Twenty-five to forty-five people is more than enough for a FIRST robotics team. It sounds like many of them have very good technical backgrounds. A good candidate for a team member is someone with a good head on their shoulders and a willingness to learn. It sounds like you have very many people like that. Another important thing to remember is that the FIRST family is always willing to help on ChiefDelphi.com. If you have a specific question about something very complicated, there’s probably a seasoned expert in the field who is willing to answer your question here on the forum.

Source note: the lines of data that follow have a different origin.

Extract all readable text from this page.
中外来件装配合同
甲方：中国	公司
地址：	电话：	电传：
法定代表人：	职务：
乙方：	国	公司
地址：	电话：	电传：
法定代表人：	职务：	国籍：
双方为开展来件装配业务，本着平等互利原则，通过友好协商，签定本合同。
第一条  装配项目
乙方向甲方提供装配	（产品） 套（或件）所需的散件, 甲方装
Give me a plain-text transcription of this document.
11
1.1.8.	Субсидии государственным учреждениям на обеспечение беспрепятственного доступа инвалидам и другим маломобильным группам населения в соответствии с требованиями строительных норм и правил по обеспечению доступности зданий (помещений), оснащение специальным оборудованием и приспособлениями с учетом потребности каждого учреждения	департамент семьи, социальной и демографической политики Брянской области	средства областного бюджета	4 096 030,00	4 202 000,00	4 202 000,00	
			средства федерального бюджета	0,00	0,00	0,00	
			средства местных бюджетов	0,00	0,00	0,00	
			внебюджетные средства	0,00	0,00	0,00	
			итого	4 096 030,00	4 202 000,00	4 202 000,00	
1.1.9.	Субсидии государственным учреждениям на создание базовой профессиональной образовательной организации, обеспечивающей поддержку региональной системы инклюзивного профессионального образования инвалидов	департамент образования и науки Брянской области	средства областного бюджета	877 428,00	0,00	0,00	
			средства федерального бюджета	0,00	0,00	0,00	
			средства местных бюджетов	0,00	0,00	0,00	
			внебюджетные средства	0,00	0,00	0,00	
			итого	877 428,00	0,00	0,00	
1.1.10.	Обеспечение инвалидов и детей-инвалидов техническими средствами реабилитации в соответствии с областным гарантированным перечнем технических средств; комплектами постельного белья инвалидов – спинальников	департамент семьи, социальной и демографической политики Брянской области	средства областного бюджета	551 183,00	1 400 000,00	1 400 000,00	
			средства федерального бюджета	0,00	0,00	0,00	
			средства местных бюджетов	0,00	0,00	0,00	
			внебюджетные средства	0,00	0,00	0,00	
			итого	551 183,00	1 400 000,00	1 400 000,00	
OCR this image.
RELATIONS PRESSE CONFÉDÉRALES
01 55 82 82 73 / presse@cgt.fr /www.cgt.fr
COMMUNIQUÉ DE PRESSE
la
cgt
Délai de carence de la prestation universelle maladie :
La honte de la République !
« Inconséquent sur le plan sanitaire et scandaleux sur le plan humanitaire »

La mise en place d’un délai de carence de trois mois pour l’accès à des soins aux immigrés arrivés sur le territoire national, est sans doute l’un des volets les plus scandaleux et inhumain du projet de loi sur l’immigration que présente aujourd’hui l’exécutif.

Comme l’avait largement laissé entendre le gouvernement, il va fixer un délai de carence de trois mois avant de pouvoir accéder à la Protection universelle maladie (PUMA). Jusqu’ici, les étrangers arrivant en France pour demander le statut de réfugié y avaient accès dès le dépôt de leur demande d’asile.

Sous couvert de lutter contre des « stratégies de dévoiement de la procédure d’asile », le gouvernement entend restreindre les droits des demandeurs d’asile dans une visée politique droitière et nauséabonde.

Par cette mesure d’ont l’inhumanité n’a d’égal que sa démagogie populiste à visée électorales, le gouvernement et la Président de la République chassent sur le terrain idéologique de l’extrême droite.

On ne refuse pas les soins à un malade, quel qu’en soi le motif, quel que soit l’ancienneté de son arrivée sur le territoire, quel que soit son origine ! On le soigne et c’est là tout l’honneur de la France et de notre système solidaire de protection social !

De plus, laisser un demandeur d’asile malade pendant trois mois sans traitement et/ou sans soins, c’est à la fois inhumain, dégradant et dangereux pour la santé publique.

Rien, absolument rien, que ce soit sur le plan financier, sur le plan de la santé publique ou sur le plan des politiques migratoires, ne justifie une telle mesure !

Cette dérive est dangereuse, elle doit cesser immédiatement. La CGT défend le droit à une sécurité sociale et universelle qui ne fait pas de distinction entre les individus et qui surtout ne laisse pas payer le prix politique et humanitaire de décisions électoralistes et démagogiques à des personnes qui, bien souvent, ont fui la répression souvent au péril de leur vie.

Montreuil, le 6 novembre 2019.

As a 6 year FIRST veteran myself- 3 years as being a student in high school and 3 years of being a college mentor; I enthusiastically encourage you to participate in the program. Good luck with influencing your classmates to participate in FIRST. I hope to see you at Nationals, or should I say Worlds next year :wink:

Yov,

You will find that around here people are actually looking for ways to help. This is an attitude that you will need to foster among the teams there in Israel. Here it has developed over a period of years to the point where for most of us it is a struggle NOT to help. But it has been a deliberate effort to get to this point. You have the advantage of being able to say “but that’s how they do it over there!”. I can’t think of the number of times I’ve seen people crowded around a robot with one or two guys in a different team’s uniforms poking around inside and saying “oh here’s the problem!”.

I have heard that NASA is trying to pair engineers who are active on teams here with Israeli teams. So chances are you will have somebody to ask specific questions. I know our team has volunteered for this.

One suggestion and you might want to pass it on to other teams over there: Set up some system for sending pictures and even movies over the net. Speaking as a mentor of other teams, sometimes it is very easy to see things that are hard to explain. Last year I went to one team’s shop because they had asked for help. In about 3 minutes I solved a problem they had been struggling with for days. Once I was able to SEE the problem, I was able to tell them how to use a piece of equipment I didn’t know they had until I walked in, to solve it. I hung around a little longer after that, but I had made an hour drive each way for 3 minutes worth of work, so I wanted to make the drive time pay off a little more. Since the trip to visit you guys is just a little longer :wink: doing a little homework now could save you a lot of time later.